I got home from the annual Anthology Workshop on the Oregon Coast yesterday, zombied around a bit and then fell into bed. Adrenaline builds up while I'm away from home at a special event, seeing old friends, meeting new people, learning things, finding out about cool new opportunities or services, and just generally having a great time. It happens at conventions, and it happens at workshops. The adrenaline shot is temporary, though, and when I get home I have to pay for it.
The workshop was great fun. We had three new editors this year -- WMG publisher Allyson Longueira, writer/publisher Leah Cutter, and writer/editor Dayle A. Dermatis. Having them up at the front of the room along with regulars Dean Wesley Smith, Kristine Kathryn Rusch, and Mark the Kobo Guy (Mark Leslie Lefebvre) was great fun, and added to the anticipation of each day. (And, I'll admit, to some of the nail biting.)
As usual, attendees were given guidelines to six different themed anthologies, one per week for six weeks. We wrote like crazy, submitting stories as we went, sometimes only a couple of hours before getting the next set of guidelines. Then once we were all done writing, we uploaded our stories to the workshop site, downloaded everyone else's stories, and started just as frantically reading. We had a little over 1.1 million words to read and about twenty-four days to read them in. Which is actually about the same as last year.
Each of the middle six days of the workshop, we went through the stories for one of the books. One story at a time, each editor at the front of the room commented on it, said whether they'd buy it or not if they'd been editing that book, why or why not, or of they'd have asked for some changes. The last person to comment was the editor actually buying for the book; if they said "I'm buying it," they meant it.

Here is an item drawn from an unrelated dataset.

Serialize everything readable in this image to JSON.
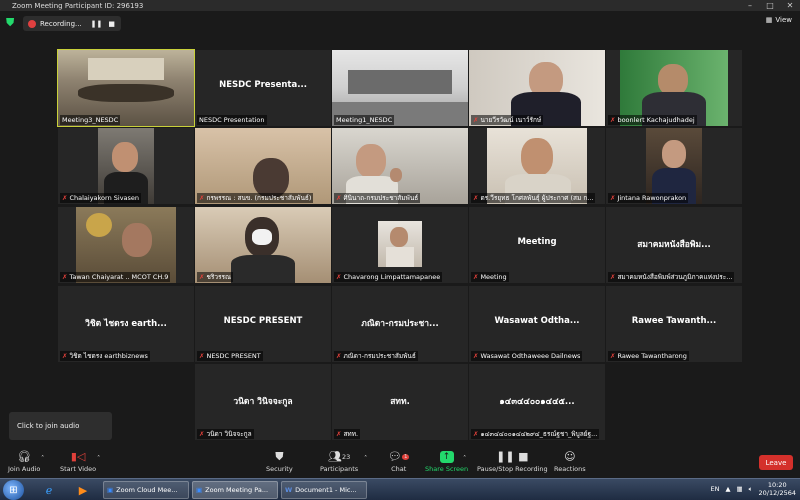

At the end of the day, some time during the third, evening session, the actual editor was left with two lists -- one of stories they were definitely buying, and another of stories they wanted to buy but might or might not. They went over the "Maybe" stories one at a time, and either finally bought or finally rejected each one, explaining why in each case, building their final table of contents in front of the class.
I sold stories to three of the anthologies, which is pretty awesome. I'll have stories in Feel the Love, which is about all different kinds of love, not just romance, Unlikely Heroines, and Spies.
There were a couple of other projects going on at the same time. As we've done for the last few years, we had a "stealth" anthology going on -- editors who really liked stories that were written for someone else, and which didn't get bought, had a chance to "save" a few stories each, to be published in an Editors Saves volume. We did that during the last session, on Sunday morning.
During one of the evening chats, I was talking to some other writers and for some reason brought up the dogs in Moscow who commute on the subway trains. It seemed like it'd make a great anthology theme -- not necessarily a whole book of stories about commuting dogs (although... [ponder]) but stories about animals making unexpected use of things or services created for humans. It so happens there's a group of writers who come to this workshop every year who do their own anthology projects regularly, so I found Dayle, who herds that particular group of cats, and suggested the commuting dogs as a theme-seed for the Uncollected Anthology. She thought it was interesting, and wrote it down. Then, on Saturday night, while we all hung out and decompressed, she came to tell me that the group had agreed to do an Animal themed volume, and wanted to invite me to be the guest author for it. Awesome! They already have a pretty long list of up-coming themes, so my story won't appear until 2018 at the earliest and probably 2019, but I'm looking forward to it.
But there's one other cool project in the works. Dean and Kris announced that they're bringing back Pulphouse Magazine. A lot of old-timers who were into SFF back in the day will recognize the name. For anyone who doesn't, Pulphouse was a weird, out-of-the-box magazine, mostly SFF but not always. It was strange and quirky. It started out as a hardcover magazine, then shifted over to the more usual paperback. Dean and Kris won a World Fantasy Award in 1989 for Pulphouse Magazine, and they got three Hugo nominations for it.
Pulphouse shut down about twenty years ago, but it's coming back in 2018. They're going to be reprinting some old stories from the original run of Pulphouse, to publish along with new stories. Dean bought one of mine for the magazine, and is considering another one.
If you had an on-going subscription to Pulphouse back at the time it shut down then contact Dean and let him know. They'll be honoring old subscriptions with subs to the electronic edition of the new magazine. I've never known a magazine to do this before; I think it shows an incredible amount of class.